Publish/Subscribe for Large-Scale Social Interaction: Design, Analysis and Resource Provisioning

Abstract:

Publish/subscribe (pub/sub) is a popular communication paradigm in the design of large-scale distributed systems. We are witnessing an increasingly widespread use of the pub/sub for wide array of applications both in industry and academia and yet there is a lack of detailed study of a large-scale real-world pub/sub system. In our work we present an overview of a pub/sub system used to drive social interaction at Spotify. We then present a detailed analysis of the traces from real deployment of Spotify pub/sub. Inspired by the peer-assisted solution used by Spotify to stream music, we explore a similar solution to disseminate messages of Spotify pub/sub to the users. The task of distributing the workload among user peers and datacenter servers prompts a fundamental problem: How to select a subset of pub/sub workload to be served by datacenter servers in a manner to maximise satisfaction requirements of users under resource constraints?

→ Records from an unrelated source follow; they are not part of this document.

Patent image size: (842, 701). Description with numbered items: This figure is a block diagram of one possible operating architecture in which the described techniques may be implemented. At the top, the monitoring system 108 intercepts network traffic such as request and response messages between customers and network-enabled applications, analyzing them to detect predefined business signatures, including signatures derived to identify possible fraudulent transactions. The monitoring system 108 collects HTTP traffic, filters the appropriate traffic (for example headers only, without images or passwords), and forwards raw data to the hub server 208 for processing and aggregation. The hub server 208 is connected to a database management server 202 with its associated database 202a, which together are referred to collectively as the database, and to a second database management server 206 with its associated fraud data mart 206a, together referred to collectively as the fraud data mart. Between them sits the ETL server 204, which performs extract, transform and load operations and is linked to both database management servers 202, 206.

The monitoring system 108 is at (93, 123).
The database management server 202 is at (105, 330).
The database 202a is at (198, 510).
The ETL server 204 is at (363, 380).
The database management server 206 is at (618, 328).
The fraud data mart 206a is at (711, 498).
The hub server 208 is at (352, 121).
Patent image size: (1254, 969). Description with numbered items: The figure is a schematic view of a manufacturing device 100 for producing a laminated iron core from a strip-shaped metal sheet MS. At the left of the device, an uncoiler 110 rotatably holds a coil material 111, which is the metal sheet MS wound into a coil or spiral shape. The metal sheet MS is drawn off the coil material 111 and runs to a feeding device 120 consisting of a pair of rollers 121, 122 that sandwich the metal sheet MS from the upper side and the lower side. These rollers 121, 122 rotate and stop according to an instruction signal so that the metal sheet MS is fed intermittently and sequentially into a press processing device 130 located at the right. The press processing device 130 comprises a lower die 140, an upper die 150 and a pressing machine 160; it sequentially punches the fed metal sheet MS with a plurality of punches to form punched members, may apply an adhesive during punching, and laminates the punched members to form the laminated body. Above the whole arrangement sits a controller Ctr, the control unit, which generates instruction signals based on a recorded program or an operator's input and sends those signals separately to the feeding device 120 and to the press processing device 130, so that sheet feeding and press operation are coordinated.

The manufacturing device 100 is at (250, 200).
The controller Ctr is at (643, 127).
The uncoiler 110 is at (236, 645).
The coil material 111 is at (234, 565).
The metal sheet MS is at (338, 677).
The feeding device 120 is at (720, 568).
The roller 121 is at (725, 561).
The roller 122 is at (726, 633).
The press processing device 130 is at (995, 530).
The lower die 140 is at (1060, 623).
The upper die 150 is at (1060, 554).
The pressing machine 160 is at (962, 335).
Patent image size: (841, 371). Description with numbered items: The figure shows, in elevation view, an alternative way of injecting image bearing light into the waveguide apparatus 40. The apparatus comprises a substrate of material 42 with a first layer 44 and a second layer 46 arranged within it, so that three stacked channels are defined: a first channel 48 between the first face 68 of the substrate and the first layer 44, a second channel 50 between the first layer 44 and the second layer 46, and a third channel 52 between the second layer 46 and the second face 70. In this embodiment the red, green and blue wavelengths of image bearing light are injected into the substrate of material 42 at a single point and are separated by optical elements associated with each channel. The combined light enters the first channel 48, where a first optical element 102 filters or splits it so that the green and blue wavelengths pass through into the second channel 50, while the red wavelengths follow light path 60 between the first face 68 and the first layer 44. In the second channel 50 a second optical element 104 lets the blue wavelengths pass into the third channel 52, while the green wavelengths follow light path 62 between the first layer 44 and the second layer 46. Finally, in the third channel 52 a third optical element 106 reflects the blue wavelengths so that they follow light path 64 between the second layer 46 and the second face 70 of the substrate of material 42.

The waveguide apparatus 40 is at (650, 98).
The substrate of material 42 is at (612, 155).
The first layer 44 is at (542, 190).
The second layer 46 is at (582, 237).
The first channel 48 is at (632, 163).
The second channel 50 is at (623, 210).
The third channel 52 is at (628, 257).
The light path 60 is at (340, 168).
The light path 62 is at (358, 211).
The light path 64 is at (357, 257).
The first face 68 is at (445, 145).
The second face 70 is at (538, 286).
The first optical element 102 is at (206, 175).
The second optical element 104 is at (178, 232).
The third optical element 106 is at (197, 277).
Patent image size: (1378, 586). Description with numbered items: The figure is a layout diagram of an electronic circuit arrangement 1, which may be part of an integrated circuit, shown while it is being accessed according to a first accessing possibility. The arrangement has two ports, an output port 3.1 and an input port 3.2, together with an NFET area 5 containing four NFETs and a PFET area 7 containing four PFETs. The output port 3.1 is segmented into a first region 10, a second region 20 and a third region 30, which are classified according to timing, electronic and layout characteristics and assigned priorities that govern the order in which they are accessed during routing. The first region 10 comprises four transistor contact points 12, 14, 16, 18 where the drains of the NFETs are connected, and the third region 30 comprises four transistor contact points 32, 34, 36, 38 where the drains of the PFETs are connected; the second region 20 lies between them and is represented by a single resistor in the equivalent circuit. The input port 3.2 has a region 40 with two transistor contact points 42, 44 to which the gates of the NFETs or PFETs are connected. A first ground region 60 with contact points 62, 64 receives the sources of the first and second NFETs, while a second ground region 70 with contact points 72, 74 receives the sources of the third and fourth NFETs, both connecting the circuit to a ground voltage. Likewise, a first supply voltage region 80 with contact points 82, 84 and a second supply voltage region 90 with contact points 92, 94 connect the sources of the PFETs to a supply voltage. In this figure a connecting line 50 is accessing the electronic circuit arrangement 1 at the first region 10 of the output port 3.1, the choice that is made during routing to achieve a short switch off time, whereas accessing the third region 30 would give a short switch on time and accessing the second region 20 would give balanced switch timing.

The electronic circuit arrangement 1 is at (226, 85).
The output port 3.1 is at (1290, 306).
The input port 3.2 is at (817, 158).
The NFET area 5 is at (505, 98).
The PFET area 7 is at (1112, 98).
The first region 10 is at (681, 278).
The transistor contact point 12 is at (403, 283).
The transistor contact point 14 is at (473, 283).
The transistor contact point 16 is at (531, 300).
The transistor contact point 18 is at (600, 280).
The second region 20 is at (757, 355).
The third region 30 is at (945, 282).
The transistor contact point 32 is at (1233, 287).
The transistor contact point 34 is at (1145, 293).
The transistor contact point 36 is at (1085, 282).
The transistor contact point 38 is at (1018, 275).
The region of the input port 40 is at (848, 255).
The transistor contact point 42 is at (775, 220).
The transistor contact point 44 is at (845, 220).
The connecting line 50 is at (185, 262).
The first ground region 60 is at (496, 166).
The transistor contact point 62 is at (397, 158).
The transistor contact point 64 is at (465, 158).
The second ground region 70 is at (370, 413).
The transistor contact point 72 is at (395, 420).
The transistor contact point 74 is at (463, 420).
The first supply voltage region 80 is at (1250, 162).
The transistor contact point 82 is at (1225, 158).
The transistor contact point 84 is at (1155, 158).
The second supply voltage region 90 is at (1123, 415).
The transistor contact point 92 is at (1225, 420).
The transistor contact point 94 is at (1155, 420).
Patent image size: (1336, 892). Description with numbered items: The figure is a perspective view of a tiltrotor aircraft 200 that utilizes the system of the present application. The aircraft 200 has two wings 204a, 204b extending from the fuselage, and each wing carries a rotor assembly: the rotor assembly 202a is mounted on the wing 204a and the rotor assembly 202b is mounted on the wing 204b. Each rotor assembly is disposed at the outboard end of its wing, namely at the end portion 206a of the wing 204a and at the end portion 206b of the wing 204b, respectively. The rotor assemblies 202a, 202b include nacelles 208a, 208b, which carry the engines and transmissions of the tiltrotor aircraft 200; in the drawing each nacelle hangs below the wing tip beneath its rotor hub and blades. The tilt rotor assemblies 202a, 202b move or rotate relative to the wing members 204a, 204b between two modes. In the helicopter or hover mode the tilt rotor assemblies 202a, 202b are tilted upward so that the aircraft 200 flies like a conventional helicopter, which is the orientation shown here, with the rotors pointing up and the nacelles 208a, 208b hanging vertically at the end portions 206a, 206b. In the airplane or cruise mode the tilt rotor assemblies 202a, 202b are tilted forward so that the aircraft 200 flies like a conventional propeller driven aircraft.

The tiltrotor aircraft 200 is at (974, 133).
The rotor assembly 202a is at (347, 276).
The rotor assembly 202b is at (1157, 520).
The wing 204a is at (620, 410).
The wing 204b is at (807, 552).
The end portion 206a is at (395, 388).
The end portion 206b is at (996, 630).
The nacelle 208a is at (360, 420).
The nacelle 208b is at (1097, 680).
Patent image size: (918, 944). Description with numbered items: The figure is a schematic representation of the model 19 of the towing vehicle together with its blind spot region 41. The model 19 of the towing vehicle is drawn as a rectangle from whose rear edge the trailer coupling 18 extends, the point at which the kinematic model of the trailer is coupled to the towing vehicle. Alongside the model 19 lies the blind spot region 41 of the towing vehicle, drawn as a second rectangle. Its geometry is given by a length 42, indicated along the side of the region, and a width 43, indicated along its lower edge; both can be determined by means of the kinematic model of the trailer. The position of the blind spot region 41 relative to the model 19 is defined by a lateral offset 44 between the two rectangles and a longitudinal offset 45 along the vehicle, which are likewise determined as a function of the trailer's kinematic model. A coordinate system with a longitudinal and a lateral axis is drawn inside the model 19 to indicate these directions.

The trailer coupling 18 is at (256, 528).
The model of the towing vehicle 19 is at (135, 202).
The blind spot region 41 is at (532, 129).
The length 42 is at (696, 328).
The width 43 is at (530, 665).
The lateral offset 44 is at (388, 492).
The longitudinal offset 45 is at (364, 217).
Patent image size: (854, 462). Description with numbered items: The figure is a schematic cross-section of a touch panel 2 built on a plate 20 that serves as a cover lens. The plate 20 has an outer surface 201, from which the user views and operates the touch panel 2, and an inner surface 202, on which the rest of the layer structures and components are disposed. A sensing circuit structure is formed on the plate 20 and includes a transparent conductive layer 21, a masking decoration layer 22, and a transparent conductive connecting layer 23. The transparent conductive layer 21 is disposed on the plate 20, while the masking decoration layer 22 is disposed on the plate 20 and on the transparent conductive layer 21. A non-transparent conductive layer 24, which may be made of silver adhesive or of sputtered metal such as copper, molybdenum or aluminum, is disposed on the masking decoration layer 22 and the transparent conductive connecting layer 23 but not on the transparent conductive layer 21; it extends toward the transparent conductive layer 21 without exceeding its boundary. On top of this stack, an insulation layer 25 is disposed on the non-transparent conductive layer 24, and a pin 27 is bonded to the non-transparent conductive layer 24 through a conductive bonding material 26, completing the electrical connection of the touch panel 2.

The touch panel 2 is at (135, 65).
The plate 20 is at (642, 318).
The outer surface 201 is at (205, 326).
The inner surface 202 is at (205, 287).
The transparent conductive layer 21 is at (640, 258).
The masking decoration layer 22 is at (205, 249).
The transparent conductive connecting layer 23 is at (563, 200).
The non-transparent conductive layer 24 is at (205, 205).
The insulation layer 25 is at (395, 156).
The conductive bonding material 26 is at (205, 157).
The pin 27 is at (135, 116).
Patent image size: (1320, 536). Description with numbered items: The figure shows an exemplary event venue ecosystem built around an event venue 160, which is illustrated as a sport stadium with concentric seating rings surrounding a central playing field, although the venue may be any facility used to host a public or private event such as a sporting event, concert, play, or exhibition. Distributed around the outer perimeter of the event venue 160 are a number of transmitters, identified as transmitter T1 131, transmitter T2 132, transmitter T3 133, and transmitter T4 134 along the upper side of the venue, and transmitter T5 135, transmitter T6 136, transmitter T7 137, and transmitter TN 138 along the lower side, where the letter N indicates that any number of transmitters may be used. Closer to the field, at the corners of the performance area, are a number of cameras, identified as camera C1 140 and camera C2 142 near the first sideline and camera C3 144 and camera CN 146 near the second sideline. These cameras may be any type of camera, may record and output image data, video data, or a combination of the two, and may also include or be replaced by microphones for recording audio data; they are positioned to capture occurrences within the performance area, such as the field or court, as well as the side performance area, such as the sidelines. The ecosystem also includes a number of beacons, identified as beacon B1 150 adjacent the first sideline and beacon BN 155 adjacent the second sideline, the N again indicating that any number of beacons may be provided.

In our recent work, we provide, to the best of our knowledge, the first formal treatment of the above problem by introducing two metrics that capture subscriber satisfaction in the presence of limited resources. This allows us to formulate the problem as two new flavors of maximum coverage optimization problems. Unfortunately, both variants of the problem prove to be NP-hard. By subsequently providing formal approximation bounds and heuristics, we show, however, that efficient approximations can be attained. We validate our approach using real-world traces from Spotify and show that our solutions can be executed periodically in real-time in order to adapt to workload
variations.

Further, we try to answers to the following three fundamental questions: Given a pub/sub workload, (1) what is the minimum amount of resources needed to satisfy all the subscribers, (2) what is a cost-effective way to allocate resources for the given workload, and (3) what is the cost of hosting it on a public Infrastructure-as-a-Service (IaaS) provider like Amazon EC2.